Figure 2.

Generation and characterization of homozygous human PKD2 transgenic mice (PKD2^tg/tg). A: Mating strategy. Male and female hemizygous PKD2 transgenic mice (PKD2^tg) were mated to generate PKD2^tg/tg mice. PKD2^tg/tg mice were determined by genotyping the offspring from mating pairs of candidate PKD2^tg/tg and wild-type (WT) mice; all of the offspring were expected to have been PKD2^tg positive. B: The candidate PKD2^tg/tg mice were then confirmed by performing quantitative PCR of the tail genomic DNA with human transgene primers and comparing the results to age-matched wild-type and PKD2^tg mice. The ratio of the copy number of PKD2 to glyceraldehyde-3-phosphate dehydrogenase (GAPDH) is over 0.75 in PKD2^tg/tg mice, but below 0.6 in PKD2^tg mice. Wild-type mice were used as a negative control. C: Human PKD2 mRNA expression in different organs/tissues of PKD2^tg (dark gray bars) and PKD2^tg/tg (light gray bars) mice, determined by quantitative PCR analysis. The PKD2 mRNA expression level of PKD2^tg/tg mice is almost as twice that of the PKD2^tg mice (n = 3 per genotype). D: Polycystin (PC)-2 levels in different organs/tissues of PKD2^tg and PKD2^tg/tg mice, determined by Western blot analyses with the anti-PC2 antibody (hPKD2-Cp). β-Actin was used as an internal loading control.
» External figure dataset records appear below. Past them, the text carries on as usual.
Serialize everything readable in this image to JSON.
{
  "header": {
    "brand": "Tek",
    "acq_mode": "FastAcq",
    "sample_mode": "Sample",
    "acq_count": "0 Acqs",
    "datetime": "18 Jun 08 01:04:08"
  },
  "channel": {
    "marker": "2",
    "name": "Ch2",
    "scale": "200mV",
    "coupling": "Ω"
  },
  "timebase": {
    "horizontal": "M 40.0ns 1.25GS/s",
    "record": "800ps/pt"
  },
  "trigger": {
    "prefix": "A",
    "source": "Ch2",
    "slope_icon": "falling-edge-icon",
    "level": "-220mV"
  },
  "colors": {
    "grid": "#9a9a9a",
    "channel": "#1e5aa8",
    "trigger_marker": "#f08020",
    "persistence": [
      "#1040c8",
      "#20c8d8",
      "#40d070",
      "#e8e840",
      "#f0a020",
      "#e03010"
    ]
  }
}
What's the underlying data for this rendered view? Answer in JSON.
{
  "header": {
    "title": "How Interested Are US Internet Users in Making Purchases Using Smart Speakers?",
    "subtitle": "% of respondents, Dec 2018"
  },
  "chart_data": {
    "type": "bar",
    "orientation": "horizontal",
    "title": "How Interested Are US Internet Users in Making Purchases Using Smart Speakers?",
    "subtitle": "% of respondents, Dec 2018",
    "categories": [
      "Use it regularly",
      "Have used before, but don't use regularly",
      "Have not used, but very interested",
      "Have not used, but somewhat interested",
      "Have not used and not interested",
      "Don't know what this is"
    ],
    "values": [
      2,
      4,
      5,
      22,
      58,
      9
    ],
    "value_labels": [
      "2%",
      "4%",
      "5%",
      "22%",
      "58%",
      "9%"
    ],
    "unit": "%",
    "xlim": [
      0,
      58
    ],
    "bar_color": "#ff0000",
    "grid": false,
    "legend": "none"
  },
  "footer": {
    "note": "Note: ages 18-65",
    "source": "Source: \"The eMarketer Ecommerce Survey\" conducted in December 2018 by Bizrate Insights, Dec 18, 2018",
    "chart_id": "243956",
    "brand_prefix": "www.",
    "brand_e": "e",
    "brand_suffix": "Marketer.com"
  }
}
E: Quantitative analysis of the Western blot results. F–Q: IHC analysis (F–K) and immunofluorescence (L–Q) staining with the hPKD2-Cp antibody in the kidney, liver, and pancreas shows much higher PC2 labeling in 12-month-old (12M) PKD2^tg/tg mice than in age-matched PKD2^tg mice (arrows) (F, L versus G, M, H, N versus I, O and J, P versus K, Q). R–T: Histological analysis reveals no obvious cysts in these samples. n = 9 (B, WT); n = 18 (B, PKD2^tg); n = 20 (B, PKD2^tg/tg). Data expressed as means ± SD (C and E). Scale bars: 50 μm (F–K); 100 μm (L–Q and boxed areas of R–T); 500 μm (R–T). M, month; qPCR, quantitative PCR.